$$f(x)=(x+1)e^{x^2}$$
Find the Taylor expansion up to order $4$ around $x_0=1$, and find an approximation of $f(\frac 1 2)$ with error less than $10^{-3}$.
I can take several derivatives and do it by hand, but I wonder if there is a way to use the well known expansion of $e^x$, which is valid everywhere but is centered in $0$.
Thanks!
Of course there is: first you have to rewrite all as a polynomial in $x-1$: \begin{align}f(x)&=(x+1)e^{x^2}\\&=((x-1)+2)e^{(x-1)^2}e^{2(x-1)}\cdot e^1\\ &=((x-1)+2)\sum\frac{(x-1)^{2n}}{n!}\cdot\sum\frac{2(x-1)^m}{m!}\cdot e\\ &=\sum a_n(x-1)^n\end{align} And now find the $a_n$... but honestly this might take more time than calculating the derivatives...

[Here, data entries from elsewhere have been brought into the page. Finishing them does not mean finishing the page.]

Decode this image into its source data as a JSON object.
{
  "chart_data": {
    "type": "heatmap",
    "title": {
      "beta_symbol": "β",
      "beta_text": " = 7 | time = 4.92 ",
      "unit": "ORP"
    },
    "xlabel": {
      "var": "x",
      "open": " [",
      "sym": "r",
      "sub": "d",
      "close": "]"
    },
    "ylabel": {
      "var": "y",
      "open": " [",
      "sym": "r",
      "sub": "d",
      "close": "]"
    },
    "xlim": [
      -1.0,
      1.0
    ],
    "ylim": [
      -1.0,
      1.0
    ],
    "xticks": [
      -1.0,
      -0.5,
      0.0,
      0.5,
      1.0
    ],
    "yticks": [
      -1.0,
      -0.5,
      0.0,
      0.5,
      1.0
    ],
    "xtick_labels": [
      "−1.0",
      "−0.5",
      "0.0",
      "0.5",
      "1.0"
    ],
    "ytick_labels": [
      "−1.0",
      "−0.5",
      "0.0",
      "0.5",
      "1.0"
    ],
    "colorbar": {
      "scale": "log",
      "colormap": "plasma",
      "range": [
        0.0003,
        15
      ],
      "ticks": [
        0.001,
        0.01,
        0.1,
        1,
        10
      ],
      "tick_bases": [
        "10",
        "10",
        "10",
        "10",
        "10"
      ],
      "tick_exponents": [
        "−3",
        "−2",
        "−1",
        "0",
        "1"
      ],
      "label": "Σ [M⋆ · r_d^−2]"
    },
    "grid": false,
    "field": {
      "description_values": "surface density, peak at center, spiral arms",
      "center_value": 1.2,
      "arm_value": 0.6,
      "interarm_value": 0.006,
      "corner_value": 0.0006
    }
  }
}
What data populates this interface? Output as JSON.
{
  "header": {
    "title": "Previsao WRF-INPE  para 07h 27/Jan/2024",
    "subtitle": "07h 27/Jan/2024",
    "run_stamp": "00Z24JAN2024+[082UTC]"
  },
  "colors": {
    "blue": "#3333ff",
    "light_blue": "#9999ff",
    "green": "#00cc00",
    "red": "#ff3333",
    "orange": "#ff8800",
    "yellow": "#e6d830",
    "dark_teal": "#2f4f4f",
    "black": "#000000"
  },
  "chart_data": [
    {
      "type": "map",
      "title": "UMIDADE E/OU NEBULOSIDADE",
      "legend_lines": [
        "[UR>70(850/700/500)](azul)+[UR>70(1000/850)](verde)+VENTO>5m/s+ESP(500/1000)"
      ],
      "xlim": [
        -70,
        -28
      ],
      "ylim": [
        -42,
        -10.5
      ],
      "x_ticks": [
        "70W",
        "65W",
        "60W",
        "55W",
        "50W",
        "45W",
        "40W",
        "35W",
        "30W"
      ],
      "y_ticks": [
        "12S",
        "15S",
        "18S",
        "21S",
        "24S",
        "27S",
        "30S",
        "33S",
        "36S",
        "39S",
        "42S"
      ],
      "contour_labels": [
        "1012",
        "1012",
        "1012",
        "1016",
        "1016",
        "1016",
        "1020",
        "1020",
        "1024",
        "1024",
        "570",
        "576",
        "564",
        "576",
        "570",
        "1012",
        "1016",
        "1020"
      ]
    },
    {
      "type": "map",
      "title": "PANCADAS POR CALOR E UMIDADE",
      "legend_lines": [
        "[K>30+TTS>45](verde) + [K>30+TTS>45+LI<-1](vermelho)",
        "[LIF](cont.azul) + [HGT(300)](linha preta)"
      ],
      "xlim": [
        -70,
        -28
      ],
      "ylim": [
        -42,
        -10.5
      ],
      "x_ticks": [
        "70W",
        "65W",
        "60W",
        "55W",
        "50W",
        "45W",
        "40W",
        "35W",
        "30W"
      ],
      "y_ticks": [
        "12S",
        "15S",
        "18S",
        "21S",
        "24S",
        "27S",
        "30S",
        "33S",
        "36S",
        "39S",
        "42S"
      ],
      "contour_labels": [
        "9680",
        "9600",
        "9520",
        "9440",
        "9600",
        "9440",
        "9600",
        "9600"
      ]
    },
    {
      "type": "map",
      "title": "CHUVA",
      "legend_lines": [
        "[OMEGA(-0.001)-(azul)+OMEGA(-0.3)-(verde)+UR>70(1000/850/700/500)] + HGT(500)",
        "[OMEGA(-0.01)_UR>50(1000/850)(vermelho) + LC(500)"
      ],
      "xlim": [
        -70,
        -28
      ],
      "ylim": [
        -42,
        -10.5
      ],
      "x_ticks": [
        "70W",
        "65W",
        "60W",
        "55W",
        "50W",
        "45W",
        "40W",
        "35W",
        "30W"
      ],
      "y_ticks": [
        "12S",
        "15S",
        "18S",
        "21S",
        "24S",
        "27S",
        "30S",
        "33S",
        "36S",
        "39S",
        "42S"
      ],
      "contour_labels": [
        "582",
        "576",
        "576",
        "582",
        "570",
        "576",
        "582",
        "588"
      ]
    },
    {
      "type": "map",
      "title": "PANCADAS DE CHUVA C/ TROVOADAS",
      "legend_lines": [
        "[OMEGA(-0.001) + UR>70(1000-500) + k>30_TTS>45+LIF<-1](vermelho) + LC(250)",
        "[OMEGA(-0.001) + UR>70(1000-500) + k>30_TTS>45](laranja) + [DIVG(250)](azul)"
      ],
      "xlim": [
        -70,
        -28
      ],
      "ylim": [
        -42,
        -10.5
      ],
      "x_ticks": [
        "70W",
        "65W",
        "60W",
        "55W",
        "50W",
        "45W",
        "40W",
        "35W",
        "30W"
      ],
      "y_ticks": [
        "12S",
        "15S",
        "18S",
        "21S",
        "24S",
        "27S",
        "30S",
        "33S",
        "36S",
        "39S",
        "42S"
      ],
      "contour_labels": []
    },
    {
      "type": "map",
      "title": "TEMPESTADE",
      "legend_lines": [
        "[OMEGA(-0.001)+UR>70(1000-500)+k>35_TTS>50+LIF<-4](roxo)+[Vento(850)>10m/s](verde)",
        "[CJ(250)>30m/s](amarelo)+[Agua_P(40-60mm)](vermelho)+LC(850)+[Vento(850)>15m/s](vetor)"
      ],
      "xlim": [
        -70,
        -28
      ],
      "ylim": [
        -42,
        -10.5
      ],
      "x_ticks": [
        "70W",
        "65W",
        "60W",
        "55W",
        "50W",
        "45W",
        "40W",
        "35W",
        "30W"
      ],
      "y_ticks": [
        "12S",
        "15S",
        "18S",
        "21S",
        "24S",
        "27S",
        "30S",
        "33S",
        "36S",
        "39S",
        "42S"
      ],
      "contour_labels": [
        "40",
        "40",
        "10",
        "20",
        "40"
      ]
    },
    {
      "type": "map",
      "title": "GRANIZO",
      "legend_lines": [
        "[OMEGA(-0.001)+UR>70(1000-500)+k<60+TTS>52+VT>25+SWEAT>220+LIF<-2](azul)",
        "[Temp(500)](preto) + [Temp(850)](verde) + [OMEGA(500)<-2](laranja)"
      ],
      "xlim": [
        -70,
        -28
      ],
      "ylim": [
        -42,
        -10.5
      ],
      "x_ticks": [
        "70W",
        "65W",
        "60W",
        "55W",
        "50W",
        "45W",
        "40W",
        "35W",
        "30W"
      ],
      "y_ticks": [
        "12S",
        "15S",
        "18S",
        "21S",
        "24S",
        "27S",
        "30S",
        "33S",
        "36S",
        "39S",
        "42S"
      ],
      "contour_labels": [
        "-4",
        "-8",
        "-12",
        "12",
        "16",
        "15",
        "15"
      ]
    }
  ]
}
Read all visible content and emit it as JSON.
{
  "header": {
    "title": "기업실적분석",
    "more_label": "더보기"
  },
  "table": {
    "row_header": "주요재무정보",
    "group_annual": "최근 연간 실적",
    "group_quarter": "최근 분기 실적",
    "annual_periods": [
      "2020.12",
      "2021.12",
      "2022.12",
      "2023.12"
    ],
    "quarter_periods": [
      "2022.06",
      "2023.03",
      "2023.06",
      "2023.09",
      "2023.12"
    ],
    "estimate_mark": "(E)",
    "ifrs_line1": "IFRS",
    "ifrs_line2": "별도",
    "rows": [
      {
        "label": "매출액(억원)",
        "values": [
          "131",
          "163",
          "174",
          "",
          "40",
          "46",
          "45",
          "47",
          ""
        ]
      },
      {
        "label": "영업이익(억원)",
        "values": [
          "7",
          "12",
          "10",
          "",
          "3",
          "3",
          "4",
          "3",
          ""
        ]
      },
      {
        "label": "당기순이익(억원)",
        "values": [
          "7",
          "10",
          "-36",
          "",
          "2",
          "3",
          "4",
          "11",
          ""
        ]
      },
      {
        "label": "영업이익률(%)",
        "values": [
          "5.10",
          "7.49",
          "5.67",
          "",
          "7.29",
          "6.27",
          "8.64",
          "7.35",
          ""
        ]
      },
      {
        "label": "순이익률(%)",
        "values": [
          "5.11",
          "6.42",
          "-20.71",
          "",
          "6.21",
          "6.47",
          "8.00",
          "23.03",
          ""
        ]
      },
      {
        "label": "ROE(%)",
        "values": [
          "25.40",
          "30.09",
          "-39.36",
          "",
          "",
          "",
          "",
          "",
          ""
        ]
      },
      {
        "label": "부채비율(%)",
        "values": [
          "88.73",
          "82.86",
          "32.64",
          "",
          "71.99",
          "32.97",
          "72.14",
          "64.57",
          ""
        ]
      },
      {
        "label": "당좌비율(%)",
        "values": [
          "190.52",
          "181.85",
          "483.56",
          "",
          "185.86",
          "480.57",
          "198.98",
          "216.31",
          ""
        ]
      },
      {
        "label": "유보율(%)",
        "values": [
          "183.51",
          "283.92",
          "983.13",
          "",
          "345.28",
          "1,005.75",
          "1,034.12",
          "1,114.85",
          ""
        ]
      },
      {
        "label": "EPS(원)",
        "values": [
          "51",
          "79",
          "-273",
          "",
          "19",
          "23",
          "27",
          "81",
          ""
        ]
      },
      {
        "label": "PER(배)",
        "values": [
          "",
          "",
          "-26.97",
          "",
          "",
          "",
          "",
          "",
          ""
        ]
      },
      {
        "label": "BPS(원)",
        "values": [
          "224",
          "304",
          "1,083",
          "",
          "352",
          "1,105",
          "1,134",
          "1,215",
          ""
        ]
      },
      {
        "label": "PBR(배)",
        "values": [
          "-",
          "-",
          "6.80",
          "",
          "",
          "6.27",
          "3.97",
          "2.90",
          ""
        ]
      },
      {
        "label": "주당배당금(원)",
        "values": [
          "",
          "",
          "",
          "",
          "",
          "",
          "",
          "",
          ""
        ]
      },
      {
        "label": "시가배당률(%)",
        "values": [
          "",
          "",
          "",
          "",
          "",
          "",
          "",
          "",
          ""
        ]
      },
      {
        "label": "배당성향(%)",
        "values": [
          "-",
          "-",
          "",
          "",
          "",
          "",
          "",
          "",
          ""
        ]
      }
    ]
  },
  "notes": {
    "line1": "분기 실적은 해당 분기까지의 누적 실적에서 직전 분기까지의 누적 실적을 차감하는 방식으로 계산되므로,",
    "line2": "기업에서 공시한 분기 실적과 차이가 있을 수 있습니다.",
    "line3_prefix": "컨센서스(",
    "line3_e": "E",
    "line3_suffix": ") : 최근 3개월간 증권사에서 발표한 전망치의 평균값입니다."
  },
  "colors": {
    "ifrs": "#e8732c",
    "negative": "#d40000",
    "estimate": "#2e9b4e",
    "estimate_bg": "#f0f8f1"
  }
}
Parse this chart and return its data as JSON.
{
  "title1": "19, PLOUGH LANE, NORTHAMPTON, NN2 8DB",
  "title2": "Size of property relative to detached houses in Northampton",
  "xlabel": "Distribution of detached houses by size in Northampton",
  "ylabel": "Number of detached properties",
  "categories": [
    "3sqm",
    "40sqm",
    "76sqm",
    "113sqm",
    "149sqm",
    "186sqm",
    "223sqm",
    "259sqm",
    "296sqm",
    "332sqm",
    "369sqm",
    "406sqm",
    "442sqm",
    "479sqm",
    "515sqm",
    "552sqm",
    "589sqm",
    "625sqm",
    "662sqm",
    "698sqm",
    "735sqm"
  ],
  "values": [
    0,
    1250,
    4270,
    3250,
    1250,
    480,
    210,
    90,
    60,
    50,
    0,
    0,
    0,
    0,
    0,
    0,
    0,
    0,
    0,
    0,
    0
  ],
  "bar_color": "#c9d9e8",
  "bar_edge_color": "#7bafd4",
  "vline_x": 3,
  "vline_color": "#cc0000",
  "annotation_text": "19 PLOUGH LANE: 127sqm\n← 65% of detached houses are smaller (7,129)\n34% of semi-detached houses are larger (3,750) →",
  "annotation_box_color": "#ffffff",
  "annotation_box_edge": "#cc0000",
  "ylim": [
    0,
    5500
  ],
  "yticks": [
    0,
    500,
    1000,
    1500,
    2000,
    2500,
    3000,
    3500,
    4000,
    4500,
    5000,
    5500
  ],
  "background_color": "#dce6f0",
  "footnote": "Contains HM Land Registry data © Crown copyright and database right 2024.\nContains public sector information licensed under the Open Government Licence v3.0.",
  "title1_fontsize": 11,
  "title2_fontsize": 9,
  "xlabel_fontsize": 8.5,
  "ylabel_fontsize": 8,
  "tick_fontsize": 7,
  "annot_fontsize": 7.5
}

The other way (as Hamza pointed out) is to write \begin{align}f(x)&=(x+1)e^{x^2}=(x+1)\cdot\sum_n\frac{x^{2n}}{n!}\\ &=((x-1)+2)\cdot\sum_n\frac{((x-1)+1)^{2n}}{n!}\\ &=((x-1)+2)\cdot\sum_n\frac{\sum_k {2n\choose k}(x-1)^k}{n!}\end{align} Then change the order of summation to get again something of the form $\sum a_n(x-1)^n$